IT'S THAT TIME OF YEAR when you start noticing all the for-sale signs in your neighborhood. So when I thought about interviewing Dave Stevens this month, I wondered what he remembers about buying his first house. [paragraph] The chief executive officer and president of the Mortgage Bankers Association (MBA) spends a lot of time advocating for giving others the chance to buy a house, but how did his first house change his life?
Well for one thing, he had to buy a lawnmower.
He had a good-sized yard and had to cut the grass.

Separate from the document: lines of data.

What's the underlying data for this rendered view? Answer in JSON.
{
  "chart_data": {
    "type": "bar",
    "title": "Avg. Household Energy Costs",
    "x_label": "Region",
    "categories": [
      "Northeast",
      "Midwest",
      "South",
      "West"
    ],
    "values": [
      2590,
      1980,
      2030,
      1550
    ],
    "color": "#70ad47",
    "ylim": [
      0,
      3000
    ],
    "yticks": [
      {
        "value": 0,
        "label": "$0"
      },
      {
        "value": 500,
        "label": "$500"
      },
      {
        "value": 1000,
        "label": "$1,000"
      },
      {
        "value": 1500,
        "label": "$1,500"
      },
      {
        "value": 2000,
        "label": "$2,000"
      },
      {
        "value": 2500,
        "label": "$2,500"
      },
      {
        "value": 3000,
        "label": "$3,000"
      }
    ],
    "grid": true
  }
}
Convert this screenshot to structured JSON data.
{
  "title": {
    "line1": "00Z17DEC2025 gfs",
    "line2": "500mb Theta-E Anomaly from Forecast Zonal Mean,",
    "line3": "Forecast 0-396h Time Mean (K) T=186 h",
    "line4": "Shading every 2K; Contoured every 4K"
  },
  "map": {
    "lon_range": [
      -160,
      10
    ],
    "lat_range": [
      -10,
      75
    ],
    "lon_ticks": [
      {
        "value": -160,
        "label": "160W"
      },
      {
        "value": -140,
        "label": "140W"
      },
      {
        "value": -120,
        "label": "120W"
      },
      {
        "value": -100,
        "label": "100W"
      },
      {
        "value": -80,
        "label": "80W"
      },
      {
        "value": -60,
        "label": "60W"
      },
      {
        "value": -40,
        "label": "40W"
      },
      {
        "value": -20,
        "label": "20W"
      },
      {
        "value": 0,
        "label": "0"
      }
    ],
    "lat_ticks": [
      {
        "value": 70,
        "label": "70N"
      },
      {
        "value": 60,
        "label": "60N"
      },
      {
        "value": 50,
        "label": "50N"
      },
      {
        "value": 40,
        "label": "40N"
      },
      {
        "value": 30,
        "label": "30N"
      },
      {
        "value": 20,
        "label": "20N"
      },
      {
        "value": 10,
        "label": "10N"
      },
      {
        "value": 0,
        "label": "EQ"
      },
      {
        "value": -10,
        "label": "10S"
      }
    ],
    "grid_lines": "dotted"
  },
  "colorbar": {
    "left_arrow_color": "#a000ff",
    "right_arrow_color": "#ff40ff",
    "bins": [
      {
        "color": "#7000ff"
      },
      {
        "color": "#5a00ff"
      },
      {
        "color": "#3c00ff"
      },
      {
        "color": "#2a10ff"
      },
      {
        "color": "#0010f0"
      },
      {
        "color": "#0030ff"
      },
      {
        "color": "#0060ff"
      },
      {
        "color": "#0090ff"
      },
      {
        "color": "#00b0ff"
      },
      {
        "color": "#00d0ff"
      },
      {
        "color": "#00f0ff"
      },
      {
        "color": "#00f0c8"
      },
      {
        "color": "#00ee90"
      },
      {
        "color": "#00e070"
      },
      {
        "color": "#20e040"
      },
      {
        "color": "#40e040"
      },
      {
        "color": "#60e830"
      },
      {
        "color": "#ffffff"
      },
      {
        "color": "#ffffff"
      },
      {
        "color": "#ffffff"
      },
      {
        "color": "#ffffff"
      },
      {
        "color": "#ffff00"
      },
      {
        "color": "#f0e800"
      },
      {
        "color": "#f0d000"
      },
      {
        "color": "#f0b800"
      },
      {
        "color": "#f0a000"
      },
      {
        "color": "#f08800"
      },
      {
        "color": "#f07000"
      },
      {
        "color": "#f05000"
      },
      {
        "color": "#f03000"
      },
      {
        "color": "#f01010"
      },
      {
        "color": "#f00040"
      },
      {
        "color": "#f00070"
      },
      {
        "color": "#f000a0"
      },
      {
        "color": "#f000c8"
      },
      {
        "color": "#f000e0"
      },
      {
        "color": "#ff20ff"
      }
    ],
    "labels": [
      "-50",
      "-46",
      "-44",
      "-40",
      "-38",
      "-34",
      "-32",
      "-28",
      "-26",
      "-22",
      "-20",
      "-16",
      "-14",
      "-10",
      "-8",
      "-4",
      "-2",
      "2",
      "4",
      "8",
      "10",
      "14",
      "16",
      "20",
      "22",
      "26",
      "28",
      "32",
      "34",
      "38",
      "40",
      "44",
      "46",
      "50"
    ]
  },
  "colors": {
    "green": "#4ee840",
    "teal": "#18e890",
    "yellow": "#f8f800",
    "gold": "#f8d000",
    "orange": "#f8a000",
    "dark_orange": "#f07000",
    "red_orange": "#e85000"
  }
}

He bought a rambler-style house in Denver on East La Salle back in 1984 for about $73,400. He assumed a 30-year fixed-rate Federal Housing Administration (FHA) loan.
He also had to put up a chain-link fence for his golden retriever, Sam. Stevens poured the concrete and rolled out the fence segments. He installed a new front door and put up wallpaper. (Pretty hard-core for a newbie homeowner.) But he recalls being short on funds or "broke" as he put it, so that was the only option.
So, I wondered is he still a DIY (do-it-yourself) kind of guy? Would you find him, say, in a Home Depot on the weekend? "No," he says, pretty emphatically.
Today he lives in the city, runs a business and has less time for do-it-yourself jobs than he did when he was 30.
But back then, it was all about wealth-building and the belief in real estate as the first step in getting ahead.
I interviewed Stevens in early May-- the start of spring home-buying season--and I wanted to get his take on the state of the market. He was just finishing an email to presidential aspirant (kinda/sorta) Jeb Bush. (They apparently exchange emails on housing topics.) So I knew he was in the housing-policy mindset. (He also had just been approved for some kind of Twitter[R] account thing. He seemed pretty excited.)
But I wanted to ask about some of the biggest things standing in the way of more young families making their first purchase today.
He launched into what he sees as the core problems. He pinpointed an excessive enforcement environment where lenders fear suits by the Department of Justice (DOJ) for not manufacturing perfect, error-free loans. He said that's the kind of loan production--especially if you are a very large lender-- that is not humanly possible.
As a result, he says lenders are finally saying "they've had enough," as witnessed by one of the highest-quality FHA originators filing a proactive suit against DOJ, in the case of Quicken Loans.